To be clear, in the 2006 crop year, the Stocks to Usage Ratio was the highest ever and Soybeans spent most of that year trading between $5.50 and $6.00 a bushel…For the 2009 crop year (begun in September) this Ratio is estimated to be the second or third highest on record…And I maintain that, sooner or later in the next 3-6 months, this simple fact will have resulted in Soybeans, Soybean Oil and Soybean Meal all having traded SHARPLY lower from current levels.

 If you want to make further comparisons, here’s a chart of Soybeans for the last 20 years…

 

On another brief note…Gold

 

Here is some technical chart voodoo type analysis…

Charts are a tool in trading. They do reflect the meeting of buyers and sellers and there are very good reasons why some of the classic, almost identical formations can be found over and over and over in all of the markets…And while I am fully aware that using technical analysis to determine the all important, “what comes next”, is by no means an absolute, infallible “science”, I do believe the charts can lend valuable perspective.

Last spring I began to notice that Gold was almost the mirror image of several major charts I remembered from the past (some people can recall football scores, I have charts stuck in my head), one being prior to the Bond market collapse in 1986-87, and the other, much more recently, being the Dow leading up to its crash from the 14,000 area several years ago.

Here is the comparison…

The time frames are different…The Dow is a monthly chart going back some 10 years, while Gold is on a weekly basis going back about 3 years…but if you visually trace their movements, the similarity is quite obvious…Perhaps this is coincidental, but there is also the distinct possibility, that, after a very long period of new all time highs being rejected many times, when each of these markets finally did break free into new highs, what was created was that final “unanimous certainty” by the masses of each market being a “buy”; this doesn’t mean they have to think it’s a buy right now (after jumping $200 in the last 7 weeks, it would obviously have many traders calling it “overbought”), but they DO all finally get on board with the story, and they all DO consider any downward movement as a “retracement”, an opportunity to “buy” (ESPECIALLY when they hear stuff like the GOVERNMENT OF INDIA just bought 200 tons and are wanting 200 more!)….when it fact, the whole game is actually over and the gold market may actually be heading back to $500-$600 an ounce…Hoards of investors will sit on the ETF’s, gold stocks and/or coins they buy as the market dribbles lower, thinking this is only a “pullback” in a bull market because the all the opinion out there makes so much sense…But unfortunately, the “pullback” will turn into something far, far nastier than they’d ever imagined…

I don’t know if gold is “done” yet…Per this chart perspective, there is an argument for seeing the market “sit around”  up here for a while (same as the Dow did before it started down),  but I do very much believe the next big percentage move in Gold is on the downside…with a target, for starters, at somewhere around the $750 area.
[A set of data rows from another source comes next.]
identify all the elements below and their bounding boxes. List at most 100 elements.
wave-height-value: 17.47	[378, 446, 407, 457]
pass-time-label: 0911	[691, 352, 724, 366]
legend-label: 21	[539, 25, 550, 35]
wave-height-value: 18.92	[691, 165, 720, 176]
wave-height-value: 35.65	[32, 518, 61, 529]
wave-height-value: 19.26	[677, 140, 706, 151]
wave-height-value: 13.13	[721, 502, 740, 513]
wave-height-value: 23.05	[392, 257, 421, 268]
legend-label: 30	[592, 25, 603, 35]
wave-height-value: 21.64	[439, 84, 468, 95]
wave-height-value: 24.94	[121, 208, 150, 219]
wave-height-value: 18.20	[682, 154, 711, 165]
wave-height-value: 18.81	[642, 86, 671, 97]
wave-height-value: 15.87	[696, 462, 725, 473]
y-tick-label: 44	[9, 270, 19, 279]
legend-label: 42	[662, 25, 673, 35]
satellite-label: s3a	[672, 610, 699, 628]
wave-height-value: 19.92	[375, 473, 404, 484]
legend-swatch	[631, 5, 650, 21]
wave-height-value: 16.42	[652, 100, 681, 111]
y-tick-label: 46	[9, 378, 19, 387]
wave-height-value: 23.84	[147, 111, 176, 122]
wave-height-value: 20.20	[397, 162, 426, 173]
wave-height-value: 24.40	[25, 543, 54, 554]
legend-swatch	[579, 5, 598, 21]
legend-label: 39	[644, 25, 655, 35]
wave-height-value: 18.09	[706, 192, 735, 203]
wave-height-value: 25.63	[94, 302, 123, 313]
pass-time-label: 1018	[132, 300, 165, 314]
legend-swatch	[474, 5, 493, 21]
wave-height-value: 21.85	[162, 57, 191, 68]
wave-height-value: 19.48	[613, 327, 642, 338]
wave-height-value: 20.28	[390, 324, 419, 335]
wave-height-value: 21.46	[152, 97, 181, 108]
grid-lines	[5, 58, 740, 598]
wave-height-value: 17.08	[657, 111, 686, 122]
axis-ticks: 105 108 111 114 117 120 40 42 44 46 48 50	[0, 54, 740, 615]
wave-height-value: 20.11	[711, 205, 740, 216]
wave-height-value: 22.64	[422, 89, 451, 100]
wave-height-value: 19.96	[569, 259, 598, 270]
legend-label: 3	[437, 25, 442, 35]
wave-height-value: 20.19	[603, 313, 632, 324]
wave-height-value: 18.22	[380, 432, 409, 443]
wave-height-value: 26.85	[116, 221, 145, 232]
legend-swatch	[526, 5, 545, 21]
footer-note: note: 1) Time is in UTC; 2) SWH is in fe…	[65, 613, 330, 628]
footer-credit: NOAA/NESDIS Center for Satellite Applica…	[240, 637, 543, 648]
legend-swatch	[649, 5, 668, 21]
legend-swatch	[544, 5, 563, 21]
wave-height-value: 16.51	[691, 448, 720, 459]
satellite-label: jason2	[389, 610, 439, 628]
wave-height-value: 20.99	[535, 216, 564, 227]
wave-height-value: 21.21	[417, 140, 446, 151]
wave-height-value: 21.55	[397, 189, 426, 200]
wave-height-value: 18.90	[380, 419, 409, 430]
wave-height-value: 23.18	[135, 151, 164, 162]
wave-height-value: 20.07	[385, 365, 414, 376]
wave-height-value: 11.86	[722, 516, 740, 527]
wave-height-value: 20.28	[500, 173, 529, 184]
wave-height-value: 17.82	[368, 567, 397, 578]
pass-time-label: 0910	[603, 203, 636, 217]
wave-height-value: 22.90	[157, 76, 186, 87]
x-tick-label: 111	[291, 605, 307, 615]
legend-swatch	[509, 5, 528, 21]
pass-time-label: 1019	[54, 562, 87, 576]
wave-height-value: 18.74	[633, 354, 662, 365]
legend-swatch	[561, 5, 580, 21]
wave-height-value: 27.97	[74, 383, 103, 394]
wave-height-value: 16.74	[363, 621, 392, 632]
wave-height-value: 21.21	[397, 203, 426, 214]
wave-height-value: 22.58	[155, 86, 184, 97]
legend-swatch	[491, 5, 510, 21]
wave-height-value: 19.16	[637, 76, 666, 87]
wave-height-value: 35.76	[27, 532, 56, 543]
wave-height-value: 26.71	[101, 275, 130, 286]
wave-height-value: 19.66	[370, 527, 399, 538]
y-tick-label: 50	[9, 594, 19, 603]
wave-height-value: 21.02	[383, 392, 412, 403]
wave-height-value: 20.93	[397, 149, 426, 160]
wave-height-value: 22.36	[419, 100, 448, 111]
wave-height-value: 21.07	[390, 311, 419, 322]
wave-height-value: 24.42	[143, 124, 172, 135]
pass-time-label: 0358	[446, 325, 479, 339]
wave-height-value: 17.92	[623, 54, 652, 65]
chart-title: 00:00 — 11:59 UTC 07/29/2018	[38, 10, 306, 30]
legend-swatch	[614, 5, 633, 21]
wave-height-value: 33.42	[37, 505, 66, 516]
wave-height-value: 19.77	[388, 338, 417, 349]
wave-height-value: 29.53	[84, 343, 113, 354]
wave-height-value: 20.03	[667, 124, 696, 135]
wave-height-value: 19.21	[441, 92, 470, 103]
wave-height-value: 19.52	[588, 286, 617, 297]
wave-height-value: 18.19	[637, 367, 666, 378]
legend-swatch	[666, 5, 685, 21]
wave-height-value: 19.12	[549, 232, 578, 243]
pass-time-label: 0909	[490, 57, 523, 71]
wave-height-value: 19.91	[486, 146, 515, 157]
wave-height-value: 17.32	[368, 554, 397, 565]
I do have many more reasons for my opinion other than this amateur chart stuff, but I’ll save them for another day (thank you, Bill). I will quickly note that, more often than not, the money is made in commodities when the investing world is “surprised” in one way or another…And let’s face it, as I’ve said before, when you’ve got hucksters on TV telling you, “Now is the time to buy”, the biggest “surprise”  (to the masses/talking heads) would NOT be gold at $1500…It would be exactly the opposite.